Less waste and more results. Understand Lean Manufacturing

Less waste and more results. Understand Lean Manufacturing

Less waste and more  results. Understand  Lean Manufacturing

Managing production in correct way is one of the most complex and delicate tasks, especially when it comes to high levels of investment, above average quality and search for better and more profitable results.

With the intention to help and avoid waste in the industry that Lean Manufacturing was created. Despite the mistake of many defining it as a program, Lean is a management philosophy that works on reducing seven major companies wastes:

  •  Overproduction – producing quantities beyond that needed for client;
  •  Waiting time – when it is necessary to wait for something so the work is performed;
  •  Processing excess – additional processes that are not paid by customers;
  •  Unnecessary transport – move material without need;
  •  Inventory;
  •  Movement – have to move more than necessary to perform a job;
  •  Defects – rework to recover production errors.

Also known as Thin or Slender Manufacturing, Lean Manufacturing was developed by Taiichi Ohno, Toyota executive, after World War II, when Japan was going through a rebuilding phase and was sought a way to revive the country, marked by serious problems stemming from world war.

At the mind of the thinkers that time, Japan needed to be very efficient to attend local markets and – at the same time – highly competitive to survive international competition. But how to get that if there was no visible means to do so?

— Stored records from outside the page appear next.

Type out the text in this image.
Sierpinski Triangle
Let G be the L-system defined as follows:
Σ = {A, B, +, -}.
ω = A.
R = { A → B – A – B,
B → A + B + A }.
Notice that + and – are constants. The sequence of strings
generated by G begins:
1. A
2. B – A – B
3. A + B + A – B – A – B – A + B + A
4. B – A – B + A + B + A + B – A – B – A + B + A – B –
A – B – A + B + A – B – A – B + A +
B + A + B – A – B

Japanese products would need better quality and lower costs. Furthermore, an important need was to succeed reducing the time between the client request and delivery, through the end of waste. Such thinking generated a philosophy that transcends time and isn’t exceeded, because it is not a seasonal enterprise, temporary.

Lean is permanent and aims to improve always and the maximum possible. For this, it’s indispensable to look for:

  •  Total quality, searching minimum history of products defects;
  •  Eliminating waste, excluding activities that have no aggregate values and that consumes capital, manpower and space for development;
  •  Searching flexibility, with an accelerated production of differentlots of varied products.

In practice, Lean Manufacturing consists on the production of correct materials, in the correct location, on the ideal amount, seeking to reduce waste to almost zero, always maintaining mentality of continuous improvement, with flexibility and openness to change.

With flexibility and small adjustments according to each country or region culture, Lean Manufacturing is propitious to all kinds of industry, not just the automotive, as many believe.